Meeting Abstract

103.3  Saturday, Jan. 7  Navigation through obstacles by bluegill sunfish under different sensory conditions FLAMMANG, B.E.*; LAUDER, G.V.; Harvard University; Harvard University bflammang@post.harvard.edu

Numerous studies have shown that the pectoral fins of bluegill sunfish act in a propulsive role, especially during swimming at slow speeds. In order to assess if sunfish are also capable of using their pectoral fins for tactile sensory input and to navigate through obstacles, we created two obstacle courses through which they swam under different water speed and sensory input conditions. The first obstacle course was a maze of alternating 2 cm diameter posts, 4 cm apart on center, through which the fish swam through at flow speeds of 0.0, 0.5 and 1.0 Ls-1. Four fish each swam through the first obstacle under four treatment conditions: 1) with no modifications, 2) in complete darkness (filmed in infra-red) with lateral line intact, 3) lights on and lateral line knocked out with cobalt chloride, and 4) in complete darkness with the lateral line knocked out.
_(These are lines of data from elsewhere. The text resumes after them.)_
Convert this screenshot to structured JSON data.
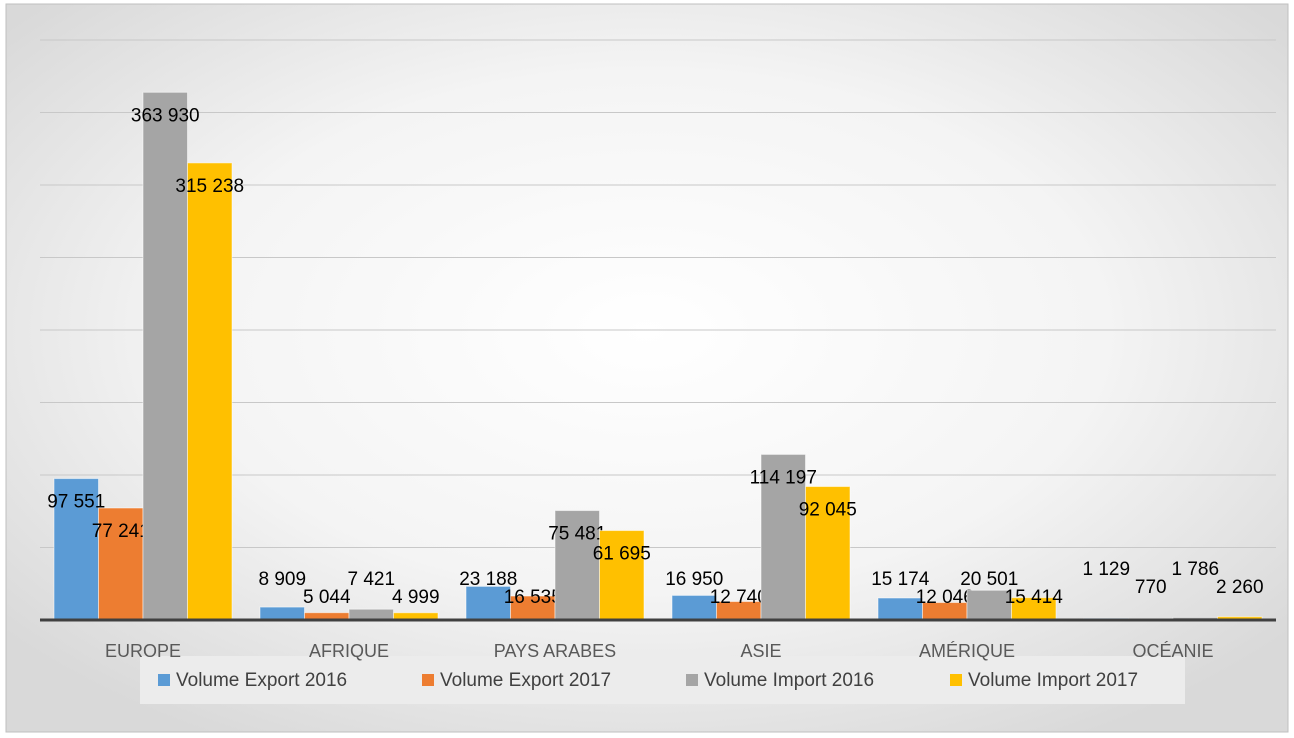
{
  "chart_data": {
    "type": "bar",
    "categories": [
      "EUROPE",
      "AFRIQUE",
      "PAYS ARABES",
      "ASIE",
      "AMÉRIQUE",
      "OCÉANIE"
    ],
    "series": [
      {
        "name": "Volume Export 2016",
        "color": "#5b9bd5",
        "values": [
          97551,
          8909,
          23188,
          16950,
          15174,
          1129
        ],
        "value_labels": [
          "97 551",
          "8 909",
          "23 188",
          "16 950",
          "15 174",
          "1 129"
        ]
      },
      {
        "name": "Volume Export 2017",
        "color": "#ed7d31",
        "values": [
          77241,
          5044,
          16535,
          12740,
          12046,
          770
        ],
        "value_labels": [
          "77 241",
          "5 044",
          "16 535",
          "12 740",
          "12 046",
          "770"
        ]
      },
      {
        "name": "Volume Import 2016",
        "color": "#a5a5a5",
        "values": [
          363930,
          7421,
          75481,
          114197,
          20501,
          1786
        ],
        "value_labels": [
          "363 930",
          "7 421",
          "75 481",
          "114 197",
          "20 501",
          "1 786"
        ]
      },
      {
        "name": "Volume Import 2017",
        "color": "#ffc000",
        "values": [
          315238,
          4999,
          61695,
          92045,
          15414,
          2260
        ],
        "value_labels": [
          "315 238",
          "4 999",
          "61 695",
          "92 045",
          "15 414",
          "2 260"
        ]
      }
    ],
    "ylim": [
      0,
      400000
    ],
    "yticks": [
      0,
      50000,
      100000,
      150000,
      200000,
      250000,
      300000,
      350000,
      400000
    ],
    "grid": true,
    "legend": "bottom"
  }
}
A second set of experiments using an obstacle course with a narrowing angled entrance and long corridor was used to test the limit to the narrowness of a passageway through which a fish would swim forward and backward. Under normal conditions (in the light with lateral line intact), fish tapped obstacle posts as they passed them, reaching out with their fins to make contact with the obstacles. With reduced visual and lateral line input, fish tapped posts more frequently, for shorter periods of time, and swam through the obstacle at slower speeds. The limit to the narrowness of a passage through which a fish would swim was the width of its body. Flexibility of pectoral fins was important to permit fish to hover in confined spaces. These data provide behavioral evidence that fish actively use input from pectoral fin bending to assist in navigating through complex cluttered environments.